Voss laughs without smiling, without laughter even, just a little puff of a snort through his nose. “You Americans and your keen sense of logic.” He begins to recall a play he saw, in Paris, before the war, the War Before, called The Perfum
ed Death. “A woman suffocates in garlands of roses,” he says.
He reaches over to touch the blueprint. “It is interesting that Pascal named a perfume after Gabrielle d’Estrées,” he says. His voice lifts, upping the volume, but only a notch. “The king preferred she wear no perfume at all. He didn’t even want to smell soap on her. He wanted to smell only her stench.”
He tells me to put the blueprint away, and I’m happy to. I’m ready for him to be satisfied by it. I wasn’t worried all that much, as it is an impeccable fraud. Annick had no trouble dummying up a copy in no time at all. And between the two of us, we know enough about chemistry that I was able to rework the formula into convincing nonsense. Voss will wring no poison from these equations.
I knew he wouldn’t fall for simply some sheet of notes handed to him. But this, this all fits his sense of mystery, and his fascination with Pascal’s genius. And, honestly, he likes the idea of me, the sneak-thief, finally coming through with something deliciously covert.
Voss says, “I’m taking you to her. To your friend. I’ve arranged for her release.”
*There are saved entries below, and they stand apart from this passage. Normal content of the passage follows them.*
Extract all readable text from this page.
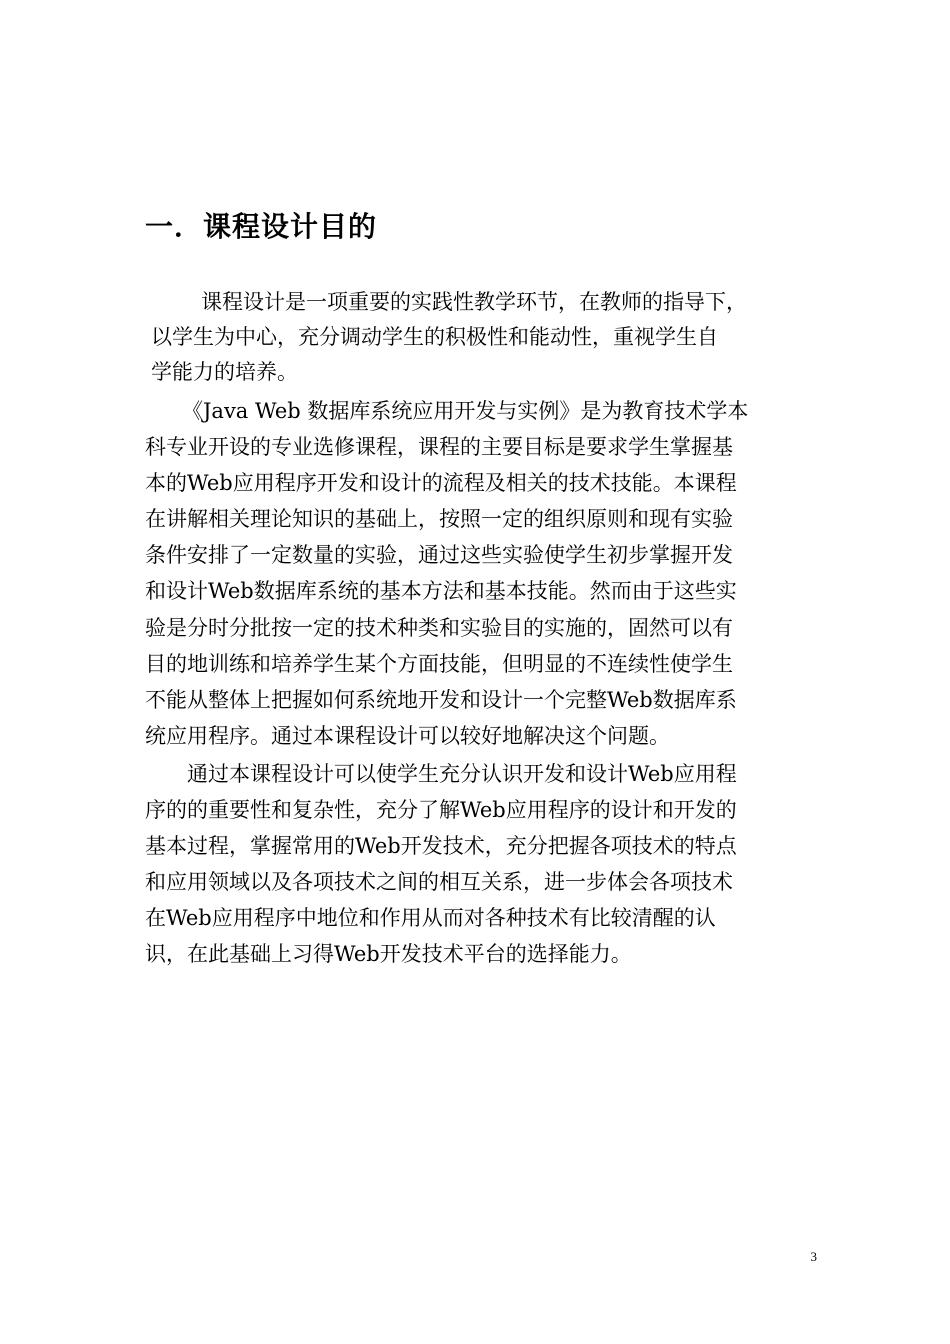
一．课程设计目的

课程设计是一项重要的实践性教学环节，在教师的指导下，

以学生为中心，充分调动学生的积极性和能动性，重视学生自

学能力的培养。

《Java Web 数据库系统应用开发与实例》是为教育技术学本

科专业开设的专业选修课程，课程的主要目标是要求学生掌握基

本的Web应用程序开发和设计的流程及相关的技术技能。本课程

在讲解相关理论知识的基础上，按照一定的组织原则和现有实验

条件安排了一定数量的实验，通过这些实验使学生初步掌握开发

和设计Web数据库系统的基本方法和基本技能。然而由于这些实

验是分时分批按一定的技术种类和实验目的实施的，固然可以有

目的地训练和培养学生某个方面技能，但明显的不连续性使学生

不能从整体上把握如何系统地开发和设计一个完整Web数据库系

统应用程序。通过本课程设计可以较好地解决这个问题。

通过本课程设计可以使学生充分认识开发和设计Web应用程

序的的重要性和复杂性，充分了解Web应用程序的设计和开发的

基本过程，掌握常用的Web开发技术，充分把握各项技术的特点

和应用领域以及各项技术之间的相互关系，进一步体会各项技术

在Web应用程序中地位和作用从而对各种技术有比较清醒的认

识，在此基础上习得Web开发技术平台的选择能力。

3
On reflex, I grab hold of his forearm. He pats at my hand, gently, but I know he means for me to let go. I do. “Oskar, I…I…” I look away. I look down at my hands. “I don’t know what to say.”
“I’ve done it at some risk,” he says. “To myself. Like I told you, you’ve kicked up a fair amount of suspicion.”
“I know,” I say.
And now that we’ve moved on to the next steps, I’m frightened of where they’ll lead. I don’t know how long it will take Voss and his cohort to diagnose the blueprint as a hoax; but when writing the narrative to string in and around the formulas and instructions, Annick and I stuck in twists and turns, and false leads, and red herrings—I even incorporated an outdated shorthand in a few places, a shorthand taught in a book long out of print.